Despite my deeply-entrenched indignation, I still bear optimism for the possibility of change. But as corresponds with my skepticism of reformist politics in challenging state-orchestrated violence, I imagine that a substantive overthrow of this new Jim Crow will require an extirpation of imperial legacies more than 500 years old. A true uprooting of racism—to the extent that such an ahistorical process would ever be possible—would necessitate a potent counter-resistance that can match the powers that link liberalized capital and the modern colonial-settler state. In other words, it would require a decolonization of the mind, body, and soul of a people conditioned into an acceptance of racial hierarchy and violence.

Indeed, from my vantage point, our country’s regrettable actions against youth of color—as seen in the ways we deprive them of opportunities given unquestionably to whites, as well as in the ways we criminalize and vilify them in the mainstream media—are simply demanding civil unrest. Whether this manifests as a veritable uprising that takes cue from the militancy of ‘60s Black Power, or from the cyber-fluidity of contemporary, regime-changing revolutions, remains to be seen. But given the direction of racial politics in this most imperialist of nations, more civil unrest is a virtual guarantee.

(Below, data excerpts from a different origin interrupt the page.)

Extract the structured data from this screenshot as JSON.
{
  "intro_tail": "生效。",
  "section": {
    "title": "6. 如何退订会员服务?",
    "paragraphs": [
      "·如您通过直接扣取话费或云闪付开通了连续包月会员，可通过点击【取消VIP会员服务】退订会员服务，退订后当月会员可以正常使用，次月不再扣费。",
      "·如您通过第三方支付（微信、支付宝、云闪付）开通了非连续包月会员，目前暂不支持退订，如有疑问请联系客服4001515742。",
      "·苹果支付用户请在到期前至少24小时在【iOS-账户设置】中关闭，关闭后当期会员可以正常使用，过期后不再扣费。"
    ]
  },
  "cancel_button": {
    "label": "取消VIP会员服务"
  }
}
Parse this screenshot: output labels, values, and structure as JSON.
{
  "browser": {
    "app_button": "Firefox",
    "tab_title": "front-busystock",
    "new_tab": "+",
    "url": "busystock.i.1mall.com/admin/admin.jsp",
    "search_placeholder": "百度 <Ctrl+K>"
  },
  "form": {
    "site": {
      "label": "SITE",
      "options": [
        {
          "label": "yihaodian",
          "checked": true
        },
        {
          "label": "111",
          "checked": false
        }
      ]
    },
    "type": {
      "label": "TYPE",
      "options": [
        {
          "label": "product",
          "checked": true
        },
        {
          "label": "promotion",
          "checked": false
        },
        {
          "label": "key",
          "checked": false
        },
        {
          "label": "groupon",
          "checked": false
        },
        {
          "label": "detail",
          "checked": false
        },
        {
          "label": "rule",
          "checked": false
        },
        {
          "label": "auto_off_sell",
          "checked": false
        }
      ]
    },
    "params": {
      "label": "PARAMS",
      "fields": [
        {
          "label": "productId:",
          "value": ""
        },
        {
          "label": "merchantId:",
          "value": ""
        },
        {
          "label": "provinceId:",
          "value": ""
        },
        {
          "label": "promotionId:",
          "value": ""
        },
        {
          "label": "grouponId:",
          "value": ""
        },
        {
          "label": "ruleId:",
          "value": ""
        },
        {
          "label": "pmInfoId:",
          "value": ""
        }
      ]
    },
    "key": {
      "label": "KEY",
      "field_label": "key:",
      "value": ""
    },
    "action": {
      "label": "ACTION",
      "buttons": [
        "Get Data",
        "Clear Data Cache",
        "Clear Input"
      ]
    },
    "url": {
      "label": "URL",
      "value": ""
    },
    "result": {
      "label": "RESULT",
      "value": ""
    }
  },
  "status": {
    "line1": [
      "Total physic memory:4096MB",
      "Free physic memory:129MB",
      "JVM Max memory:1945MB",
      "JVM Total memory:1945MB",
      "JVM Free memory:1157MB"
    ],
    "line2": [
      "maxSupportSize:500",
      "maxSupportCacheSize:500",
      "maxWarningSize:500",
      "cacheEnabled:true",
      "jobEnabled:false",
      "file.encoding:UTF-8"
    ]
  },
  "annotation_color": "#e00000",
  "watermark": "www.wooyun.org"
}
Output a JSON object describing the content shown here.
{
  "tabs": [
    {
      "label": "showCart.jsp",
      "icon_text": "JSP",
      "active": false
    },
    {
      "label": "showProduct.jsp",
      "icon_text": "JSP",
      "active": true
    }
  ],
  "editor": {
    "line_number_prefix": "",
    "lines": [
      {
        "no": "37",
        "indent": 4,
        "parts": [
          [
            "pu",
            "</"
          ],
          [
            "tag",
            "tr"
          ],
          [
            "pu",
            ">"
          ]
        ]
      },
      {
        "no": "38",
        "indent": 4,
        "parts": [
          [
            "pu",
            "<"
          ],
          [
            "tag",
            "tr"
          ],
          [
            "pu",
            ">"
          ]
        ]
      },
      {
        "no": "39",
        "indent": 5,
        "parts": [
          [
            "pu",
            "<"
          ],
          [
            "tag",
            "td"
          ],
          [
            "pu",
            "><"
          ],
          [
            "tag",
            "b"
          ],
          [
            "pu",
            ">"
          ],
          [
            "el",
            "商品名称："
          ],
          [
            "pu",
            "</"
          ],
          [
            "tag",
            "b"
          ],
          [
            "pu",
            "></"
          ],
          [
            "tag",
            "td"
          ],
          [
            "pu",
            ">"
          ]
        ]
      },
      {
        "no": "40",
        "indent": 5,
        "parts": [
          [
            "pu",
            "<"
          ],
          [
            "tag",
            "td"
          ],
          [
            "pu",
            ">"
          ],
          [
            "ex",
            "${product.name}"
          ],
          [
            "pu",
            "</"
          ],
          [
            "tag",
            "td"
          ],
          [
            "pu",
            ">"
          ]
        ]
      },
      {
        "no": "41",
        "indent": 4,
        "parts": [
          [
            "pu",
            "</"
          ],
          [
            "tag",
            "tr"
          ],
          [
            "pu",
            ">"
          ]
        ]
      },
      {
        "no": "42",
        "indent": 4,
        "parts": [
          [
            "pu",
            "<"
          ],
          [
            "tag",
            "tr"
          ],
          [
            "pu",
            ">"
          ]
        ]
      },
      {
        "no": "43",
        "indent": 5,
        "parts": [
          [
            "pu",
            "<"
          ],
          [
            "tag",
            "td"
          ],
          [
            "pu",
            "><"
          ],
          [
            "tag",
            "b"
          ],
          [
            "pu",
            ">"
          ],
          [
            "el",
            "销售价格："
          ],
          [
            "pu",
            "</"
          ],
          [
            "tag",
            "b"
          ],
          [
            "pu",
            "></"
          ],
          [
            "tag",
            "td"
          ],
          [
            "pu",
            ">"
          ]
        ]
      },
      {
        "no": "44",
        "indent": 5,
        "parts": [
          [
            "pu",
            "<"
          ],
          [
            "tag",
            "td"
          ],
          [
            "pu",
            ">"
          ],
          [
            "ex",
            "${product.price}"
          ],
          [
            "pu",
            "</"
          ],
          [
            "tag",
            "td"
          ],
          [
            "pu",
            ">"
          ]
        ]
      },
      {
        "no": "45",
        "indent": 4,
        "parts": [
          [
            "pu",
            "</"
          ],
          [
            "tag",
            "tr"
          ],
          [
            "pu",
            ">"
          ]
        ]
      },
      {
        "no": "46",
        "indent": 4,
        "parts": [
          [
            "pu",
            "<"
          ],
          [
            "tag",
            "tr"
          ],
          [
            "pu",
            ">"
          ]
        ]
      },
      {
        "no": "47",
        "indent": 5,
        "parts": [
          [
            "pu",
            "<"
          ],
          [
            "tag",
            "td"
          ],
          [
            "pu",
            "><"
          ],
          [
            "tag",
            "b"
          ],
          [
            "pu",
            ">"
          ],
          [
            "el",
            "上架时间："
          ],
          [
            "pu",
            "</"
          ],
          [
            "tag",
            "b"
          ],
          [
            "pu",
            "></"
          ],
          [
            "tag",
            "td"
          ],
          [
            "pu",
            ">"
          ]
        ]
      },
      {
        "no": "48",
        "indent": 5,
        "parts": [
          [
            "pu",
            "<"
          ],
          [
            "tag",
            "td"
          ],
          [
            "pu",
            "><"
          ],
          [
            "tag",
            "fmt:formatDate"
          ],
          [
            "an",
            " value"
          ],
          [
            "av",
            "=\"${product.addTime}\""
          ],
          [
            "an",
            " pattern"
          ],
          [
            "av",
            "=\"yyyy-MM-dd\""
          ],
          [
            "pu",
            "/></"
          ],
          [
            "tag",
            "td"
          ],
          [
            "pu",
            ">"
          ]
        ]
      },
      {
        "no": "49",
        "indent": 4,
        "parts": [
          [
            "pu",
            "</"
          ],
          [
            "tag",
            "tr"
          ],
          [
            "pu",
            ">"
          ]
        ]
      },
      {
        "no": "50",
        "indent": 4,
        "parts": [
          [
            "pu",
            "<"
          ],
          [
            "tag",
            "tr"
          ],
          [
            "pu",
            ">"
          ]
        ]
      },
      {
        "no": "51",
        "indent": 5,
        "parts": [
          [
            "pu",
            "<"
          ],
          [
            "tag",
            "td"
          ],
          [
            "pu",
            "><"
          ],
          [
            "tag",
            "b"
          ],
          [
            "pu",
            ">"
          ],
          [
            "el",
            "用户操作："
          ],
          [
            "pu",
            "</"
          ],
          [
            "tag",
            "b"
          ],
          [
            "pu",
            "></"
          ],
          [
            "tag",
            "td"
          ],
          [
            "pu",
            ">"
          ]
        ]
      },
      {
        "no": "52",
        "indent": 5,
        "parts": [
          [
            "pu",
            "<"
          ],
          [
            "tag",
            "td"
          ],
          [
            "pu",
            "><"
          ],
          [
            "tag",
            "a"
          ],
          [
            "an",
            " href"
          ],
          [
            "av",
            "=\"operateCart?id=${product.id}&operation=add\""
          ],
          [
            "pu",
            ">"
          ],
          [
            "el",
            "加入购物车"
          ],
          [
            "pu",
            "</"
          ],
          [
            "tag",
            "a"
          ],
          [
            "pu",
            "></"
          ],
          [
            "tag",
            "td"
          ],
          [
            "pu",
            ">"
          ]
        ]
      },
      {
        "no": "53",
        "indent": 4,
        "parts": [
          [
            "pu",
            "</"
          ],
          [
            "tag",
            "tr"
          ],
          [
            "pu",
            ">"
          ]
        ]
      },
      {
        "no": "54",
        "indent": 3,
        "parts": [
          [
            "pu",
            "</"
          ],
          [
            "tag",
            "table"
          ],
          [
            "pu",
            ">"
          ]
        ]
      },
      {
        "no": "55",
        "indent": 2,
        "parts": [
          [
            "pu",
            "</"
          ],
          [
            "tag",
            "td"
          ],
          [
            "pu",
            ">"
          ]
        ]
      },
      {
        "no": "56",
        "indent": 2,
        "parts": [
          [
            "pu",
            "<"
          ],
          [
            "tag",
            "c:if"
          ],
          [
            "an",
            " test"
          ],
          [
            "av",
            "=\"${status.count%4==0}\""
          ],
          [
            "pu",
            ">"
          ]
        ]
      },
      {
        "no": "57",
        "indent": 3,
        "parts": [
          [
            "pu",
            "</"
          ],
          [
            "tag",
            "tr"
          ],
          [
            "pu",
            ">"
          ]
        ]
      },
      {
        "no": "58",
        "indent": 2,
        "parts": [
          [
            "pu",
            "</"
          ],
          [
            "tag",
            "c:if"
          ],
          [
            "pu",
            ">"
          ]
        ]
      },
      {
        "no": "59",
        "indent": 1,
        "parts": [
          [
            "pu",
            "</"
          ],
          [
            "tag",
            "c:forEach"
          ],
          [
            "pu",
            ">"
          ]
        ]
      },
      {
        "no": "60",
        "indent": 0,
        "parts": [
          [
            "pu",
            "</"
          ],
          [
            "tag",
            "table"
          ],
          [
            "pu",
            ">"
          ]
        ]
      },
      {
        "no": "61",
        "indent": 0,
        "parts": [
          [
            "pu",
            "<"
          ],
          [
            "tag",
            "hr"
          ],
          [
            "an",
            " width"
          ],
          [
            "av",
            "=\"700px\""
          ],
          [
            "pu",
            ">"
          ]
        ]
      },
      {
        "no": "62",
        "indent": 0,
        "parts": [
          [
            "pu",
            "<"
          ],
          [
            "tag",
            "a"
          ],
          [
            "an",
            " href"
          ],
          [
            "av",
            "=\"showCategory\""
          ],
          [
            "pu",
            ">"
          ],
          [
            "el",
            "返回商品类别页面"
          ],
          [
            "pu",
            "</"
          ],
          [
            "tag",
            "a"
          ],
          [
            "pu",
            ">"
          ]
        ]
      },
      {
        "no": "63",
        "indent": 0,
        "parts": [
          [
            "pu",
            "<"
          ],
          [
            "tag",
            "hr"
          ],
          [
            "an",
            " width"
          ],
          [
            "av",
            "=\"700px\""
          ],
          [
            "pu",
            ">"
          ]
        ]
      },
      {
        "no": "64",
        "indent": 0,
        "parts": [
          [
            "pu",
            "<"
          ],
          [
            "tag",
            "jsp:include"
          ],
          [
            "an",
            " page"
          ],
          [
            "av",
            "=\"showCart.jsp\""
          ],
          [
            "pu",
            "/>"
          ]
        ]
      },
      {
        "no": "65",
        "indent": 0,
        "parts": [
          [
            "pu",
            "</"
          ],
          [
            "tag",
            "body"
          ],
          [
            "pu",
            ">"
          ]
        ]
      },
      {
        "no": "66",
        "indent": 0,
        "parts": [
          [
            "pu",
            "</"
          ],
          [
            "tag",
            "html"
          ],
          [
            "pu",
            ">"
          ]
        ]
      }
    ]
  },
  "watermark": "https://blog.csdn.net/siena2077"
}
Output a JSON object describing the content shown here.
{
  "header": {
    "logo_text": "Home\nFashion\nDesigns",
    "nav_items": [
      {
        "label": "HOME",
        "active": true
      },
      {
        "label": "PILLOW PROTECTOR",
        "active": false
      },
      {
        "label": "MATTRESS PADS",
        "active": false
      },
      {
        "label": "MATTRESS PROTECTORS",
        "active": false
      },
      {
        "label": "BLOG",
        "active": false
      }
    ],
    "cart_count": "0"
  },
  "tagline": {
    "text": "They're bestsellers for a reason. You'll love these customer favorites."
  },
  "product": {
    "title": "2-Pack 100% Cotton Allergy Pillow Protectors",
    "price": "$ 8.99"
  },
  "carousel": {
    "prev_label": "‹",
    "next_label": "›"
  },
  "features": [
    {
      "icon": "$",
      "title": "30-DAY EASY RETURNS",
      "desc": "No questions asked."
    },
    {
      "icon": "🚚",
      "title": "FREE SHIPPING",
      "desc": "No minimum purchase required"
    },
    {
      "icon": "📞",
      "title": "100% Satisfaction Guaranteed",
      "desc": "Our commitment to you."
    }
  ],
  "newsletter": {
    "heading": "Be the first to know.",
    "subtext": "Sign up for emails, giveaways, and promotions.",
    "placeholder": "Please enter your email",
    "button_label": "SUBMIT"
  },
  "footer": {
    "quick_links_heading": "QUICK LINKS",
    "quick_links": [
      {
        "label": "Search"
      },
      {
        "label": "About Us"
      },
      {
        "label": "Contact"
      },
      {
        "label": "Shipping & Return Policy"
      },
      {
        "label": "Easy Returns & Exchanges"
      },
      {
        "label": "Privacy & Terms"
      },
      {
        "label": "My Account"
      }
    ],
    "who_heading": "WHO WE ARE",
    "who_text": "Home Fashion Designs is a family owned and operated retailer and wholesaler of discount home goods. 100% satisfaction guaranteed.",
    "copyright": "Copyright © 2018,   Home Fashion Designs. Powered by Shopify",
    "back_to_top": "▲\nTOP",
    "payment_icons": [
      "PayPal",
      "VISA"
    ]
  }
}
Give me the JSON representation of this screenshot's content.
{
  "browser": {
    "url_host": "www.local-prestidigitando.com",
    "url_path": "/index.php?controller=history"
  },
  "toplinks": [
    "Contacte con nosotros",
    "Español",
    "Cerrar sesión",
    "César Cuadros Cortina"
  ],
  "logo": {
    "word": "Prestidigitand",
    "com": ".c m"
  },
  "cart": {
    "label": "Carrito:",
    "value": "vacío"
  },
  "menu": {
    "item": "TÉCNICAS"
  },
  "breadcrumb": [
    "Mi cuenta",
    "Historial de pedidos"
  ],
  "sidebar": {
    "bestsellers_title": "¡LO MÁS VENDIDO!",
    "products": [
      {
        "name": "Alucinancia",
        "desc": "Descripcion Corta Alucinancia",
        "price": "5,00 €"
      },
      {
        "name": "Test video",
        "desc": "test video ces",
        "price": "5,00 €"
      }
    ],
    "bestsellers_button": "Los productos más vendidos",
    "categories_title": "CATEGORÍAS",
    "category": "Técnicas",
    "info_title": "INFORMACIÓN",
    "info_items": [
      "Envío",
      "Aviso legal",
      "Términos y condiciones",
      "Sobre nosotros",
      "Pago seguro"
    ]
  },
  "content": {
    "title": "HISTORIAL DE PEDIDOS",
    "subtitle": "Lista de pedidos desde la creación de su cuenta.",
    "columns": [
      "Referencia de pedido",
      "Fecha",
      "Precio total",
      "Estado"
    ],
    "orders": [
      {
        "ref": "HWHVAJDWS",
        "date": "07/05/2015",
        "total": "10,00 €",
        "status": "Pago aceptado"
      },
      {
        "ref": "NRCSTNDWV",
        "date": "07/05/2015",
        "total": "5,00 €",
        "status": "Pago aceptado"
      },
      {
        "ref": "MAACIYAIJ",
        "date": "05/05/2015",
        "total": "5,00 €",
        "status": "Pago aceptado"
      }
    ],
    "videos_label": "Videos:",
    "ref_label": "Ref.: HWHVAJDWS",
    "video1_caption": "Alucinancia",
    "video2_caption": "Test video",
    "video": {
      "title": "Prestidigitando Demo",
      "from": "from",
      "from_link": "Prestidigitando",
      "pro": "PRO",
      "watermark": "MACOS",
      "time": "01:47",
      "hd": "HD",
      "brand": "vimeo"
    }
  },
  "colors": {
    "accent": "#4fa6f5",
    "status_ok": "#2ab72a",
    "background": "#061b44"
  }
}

And as with every such unrest, it’s hard to forecast where the fire will finally ignite.

trayvonmartincase

Zimmerman’s defense attorney apparently acquired a graphic design person to manufacture this indelible image: it is an animation “proving” how Trayvon attacked his murderer.

 

“I AM NOT TRAYVON MARTIN”

A young white woman acknowledges that, if anything else, whites should really be saying “I AM GEORGE ZIMMERMAN.” I find her points potentially instructive for a mainstream white audience in the united states.